The 9/11 attacks, and the desperate efforts to prevent a repeat, have forced the U.S. into a series of moral choices it didn’t want to make.
Nonetheless, as a matter of official and unofficial policy, we embraced the concept of pre-emptive wars.
Vital constitutional protections were selectively suspended. Traditional safeguards of privacy were overruled by the Patriot Act. Targeted assassinations and “enhanced interrogation techniques” amounting to torture became part of our anti-terrorism arsenal.
Candidate Barack Obama’s 2008 campaign rhetoric led many supporters to believe he would abandon or soften the policies. However, with a few exceptions, he not only embraced Bush-era surveillance and anti-terrorism policies, he expanded on them.
One has just come to light: an internal Justice Department memo saying it is legal for the administration to kill U.S. citizens abroad if an American is a senior member of al-Qaida or an allied terrorist organization and is believed to pose an “imminent” threat of violent attacks against other Americans.
We are a nation of rights and laws, and this memo is distressingly broad about the process of selecting Americans to assassinate.
It says that an “imminent threat” need not be based on any specific information and that certain al-Qaida leaders are acceptable targets, on the grounds that they are continually plotting against the U.S.

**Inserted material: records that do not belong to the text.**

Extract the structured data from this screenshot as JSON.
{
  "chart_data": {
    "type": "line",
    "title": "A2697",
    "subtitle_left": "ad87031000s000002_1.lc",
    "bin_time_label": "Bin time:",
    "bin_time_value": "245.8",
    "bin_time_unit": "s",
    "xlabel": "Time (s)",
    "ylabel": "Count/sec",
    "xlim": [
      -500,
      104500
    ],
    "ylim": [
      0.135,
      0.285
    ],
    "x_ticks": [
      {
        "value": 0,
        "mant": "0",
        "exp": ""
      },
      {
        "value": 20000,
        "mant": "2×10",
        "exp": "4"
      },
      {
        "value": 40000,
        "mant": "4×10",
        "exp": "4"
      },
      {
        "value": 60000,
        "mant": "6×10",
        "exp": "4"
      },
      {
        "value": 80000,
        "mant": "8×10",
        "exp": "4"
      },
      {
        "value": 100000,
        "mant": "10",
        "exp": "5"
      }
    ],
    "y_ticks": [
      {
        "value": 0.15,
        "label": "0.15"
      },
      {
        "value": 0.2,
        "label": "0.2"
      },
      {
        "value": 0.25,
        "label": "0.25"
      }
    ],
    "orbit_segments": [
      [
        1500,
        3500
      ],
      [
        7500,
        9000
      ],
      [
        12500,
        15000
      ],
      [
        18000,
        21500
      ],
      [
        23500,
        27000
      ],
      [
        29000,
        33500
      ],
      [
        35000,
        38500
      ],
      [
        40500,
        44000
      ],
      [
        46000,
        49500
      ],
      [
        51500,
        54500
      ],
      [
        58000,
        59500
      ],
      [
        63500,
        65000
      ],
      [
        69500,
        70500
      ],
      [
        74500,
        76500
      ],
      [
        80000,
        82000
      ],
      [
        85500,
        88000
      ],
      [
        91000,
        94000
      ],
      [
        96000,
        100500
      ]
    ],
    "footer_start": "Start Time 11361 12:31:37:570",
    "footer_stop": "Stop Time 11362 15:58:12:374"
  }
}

News accounts are vague about who exactly can order a strike, referring to “an informed, high-level government official” or simply a “decision-maker.”
And the memo says these projected assassinations should not be subject to judicial review; thus, making it the prerogative of somebody in the executive branch.
Eleven senators who will weigh in on President Obama’s nominees to the Pentagon and CIA have demanded to see the secret legal memos supporting the conclusions in the Justice memo that became public.
There remain many, many questions to be answered before targeted killings, basically on one person’s say-so, become official U.S. policy.